Beautiful Twins

Beautiful Twins
Bab 10. Kedatangan Ziva



Keyla langsung melahap makanan yang itu karena memang sangat lapar juga tubuhnya lemah membuatnya harus segera mengisi tenaganya.


"Aku sudah selesai." Keyla berdiri di dekat Alvin saat sudah berganti pakaian.Alvin langsung mencuci dan mengeringkannya saat keyla belum siuman hingga kini ia bisa langsung memakainya kembali.Keyla juga membawa paper bag ditangannya.


"Terima kasih untuk makanannya dan bajumu akan aku cuci dulu lalu aku kembalikan." Keyla melangkah lebih dulu lalu disusul Alvin.


Saat diperjalanan Alvin terus saja fokus mengendarai mobilnya membuat Keyla bosan.
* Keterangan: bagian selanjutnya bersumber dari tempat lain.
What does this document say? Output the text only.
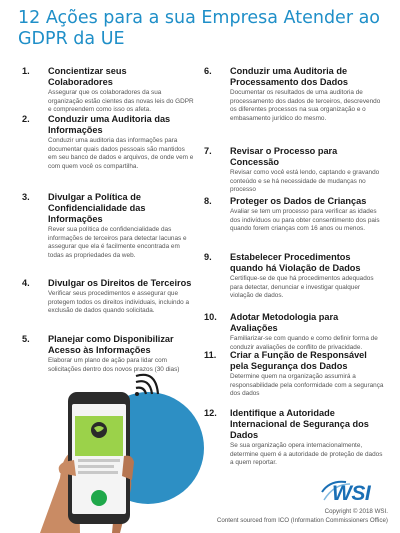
12 Ações para a sua Empresa Atender ao GDPR da UE
1. Concientizar seus Colaboradores
Assegurar que os colaboradores da sua organização estão cientes das novas leis do GDPR e compreendem como isso os afeta.
2. Conduzir uma Auditoria das Informações
Conduzir uma auditoria das informações para documentar quais dados pessoais são mantidos em seu banco de dados e arquivos, de onde vem e com quem você os compartilha.
3. Divulgar a Política de Confidencialidade das Informações
Rever sua política de confidencialidade das informações de terceiros para detectar lacunas e assegurar que ela é facilmente encontrada em todas as propriedades da web.
4. Divulgar os Direitos de Terceiros
Verificar seus procedimentos e assegurar que protegem todos os direitos individuais, incluindo a exclusão de dados quando solicitada.
5. Planejar como Disponibilizar Acesso às Informações
Elaborar um plano de ação para lidar com solicitações dentro dos novos prazos (30 dias)
6. Conduzir uma Auditoria de Processamento dos Dados
Documentar os resultados de uma auditoria de processamento dos dados de terceiros, descrevendo os diferentes processos na sua organização e o embasamento jurídico do mesmo.
7. Revisar o Processo para Concessão
Revisar como você está lendo, captando e gravando conteúdo e se há necessidade de mudanças no processo
8. Proteger os Dados de Crianças
Avaliar se tem um processo para verificar as idades dos indivíduos ou para obter consentimento dos pais quando forem crianças com 16 anos ou menos.
9. Estabelecer Procedimentos quando há Violação de Dados
Certifique-se de que há procedimentos adequados para detectar, denunciar e investigar qualquer violação de dados.
10. Adotar Metodologia para Avaliações
Familiarizar-se com quando e como definir forma de conduzir avaliações de conflito de privacidade.
11. Criar a Função de Responsável pela Segurança dos Dados
Determine quem na organização assumirá a responsabilidade pela conformidade com a segurança dos dados
12. Identifique a Autoridade Internacional de Segurança dos Dados
Se sua organização opera internacionalmente, determine quem é a autoridade de proteção de dados a quem reportar.
WSI
Copyright © 2018 WSI.
Content sourced from ICO (Information Commissioners Office)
"Kenapa kau mengurungku tadi?" Pertanyaan Keyla memecah keheningan di dalam mobil itu.


Pria itu tak menjawab dan terus fokus mengendarai.Pria itu masih berpikir untuk berhati-hati karena ia takut dugaannya benar wanita disampingnya itu adalah mata-mata yang dikirim musuhnya namun ia tidak begitu yakin karena wanita itu begitu dekat dengan Ziva jadi tidak ada salahnya untuk sedikit berteman, pikir Alvin.
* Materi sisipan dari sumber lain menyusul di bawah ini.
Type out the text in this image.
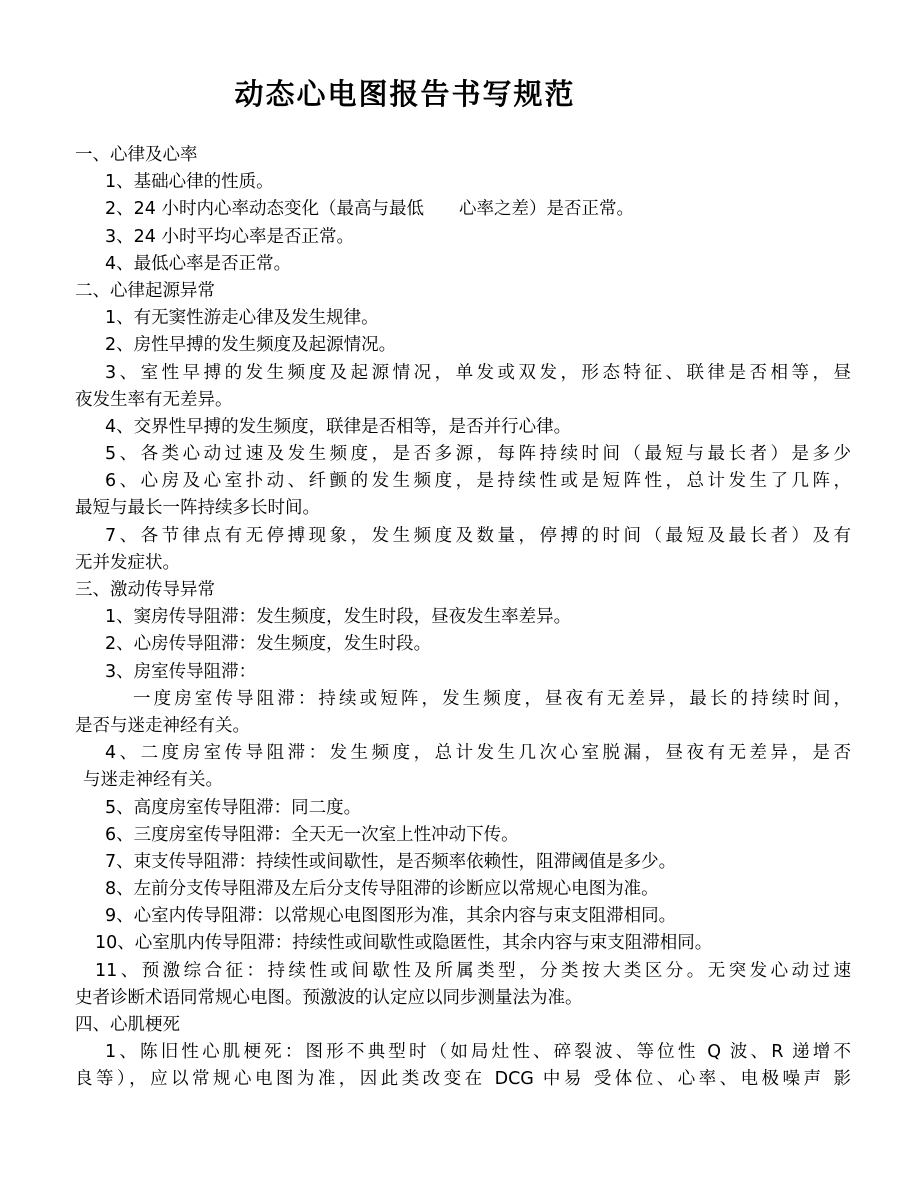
动态心电图报告书写规范
一、心律及心率
1、基础心律的性质。
2、24 小时内心率动态变化（最高与最低　　心率之差）是否正常。
3、24 小时平均心率是否正常。
4、最低心率是否正常。
二、心律起源异常
1、有无窦性游走心律及发生规律。
2、房性早搏的发生频度及起源情况。
3、室性早搏的发生频度及起源情况，单发或双发，形态特征、联律是否相等，昼
夜发生率有无差异。
4、交界性早搏的发生频度，联律是否相等，是否并行心律。
5、各类心动过速及发生频度，是否多源，每阵持续时间（最短与最长者）是多少
6、心房及心室扑动、纤颤的发生频度，是持续性或是短阵性，总计发生了几阵，
最短与最长一阵持续多长时间。
7、各节律点有无停搏现象，发生频度及数量，停搏的时间（最短及最长者）及有
无并发症状。
三、激动传导异常
1、窦房传导阻滞：发生频度，发生时段，昼夜发生率差异。
2、心房传导阻滞：发生频度，发生时段。
3、房室传导阻滞：
一度房室传导阻滞：持续或短阵，发生频度，昼夜有无差异，最长的持续时间，
是否与迷走神经有关。
4、二度房室传导阻滞：发生频度，总计发生几次心室脱漏，昼夜有无差异，是否
与迷走神经有关。
5、高度房室传导阻滞：同二度。
6、三度房室传导阻滞：全天无一次室上性冲动下传。
7、束支传导阻滞：持续性或间歇性，是否频率依赖性，阻滞阈值是多少。
8、左前分支传导阻滞及左后分支传导阻滞的诊断应以常规心电图为准。
9、心室内传导阻滞：以常规心电图图形为准，其余内容与束支阻滞相同。
10、心室肌内传导阻滞：持续性或间歇性或隐匿性，其余内容与束支阻滞相同。
11、预激综合征：持续性或间歇性及所属类型，分类按大类区分。无突发心动过速
史者诊断术语同常规心电图。预激波的认定应以同步测量法为准。
四、心肌梗死
1、陈旧性心肌梗死：图形不典型时（如局灶性、碎裂波、等位性 Q 波、R 递增不
良等），应以常规心电图为准，因此类改变在 DCG 中易 受体位、心率、电极噪声 影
"Kau dan Ziva berteman sejak kapan?" Alvin malah melontarkan pertanyaan yang tidak ada kaitannya dengan pertanyaannya tadi.


"Mungkin aku bisa menggali sesuatu tentang pria ini, agar aku bisa merebut hatinya," gumam Keyla.


Alvin menatapnya sesat karena tida segera menjawab pertanyaannya.


"Aku dan Ziva bersahabat sejak masuk SMP, dia adalah satu-satunya orang yang terpenting dalam hidupku setelah keluargaku," jelas Keyla.


"Kau sedekat itu dengan Ziva atau kau hanya mengarang cerita karena setahuku sahabat baiknya adalah Kayla," sangkal Alvin.


"Kau tahu apa tentang aku dan Ziva!jadi wanita itu maksudku Sekretarismu itu adalah sahabat Ziva?" Keyla sedikit emosi dengan ucapan Alvin karena tidak mempercayainya dan menganggap ucapannya hanya bualan.


Ziva memang tidak pernah menceritakan masalahnya ataupun hidupnya sejak ia pindah ke Amerika bahkan tentang Alvin pun ia tidak pernah cerita membuatnya seolah-olah orang lain yang hanya mengaku-ngaku sebagai sahabat baiknya saja.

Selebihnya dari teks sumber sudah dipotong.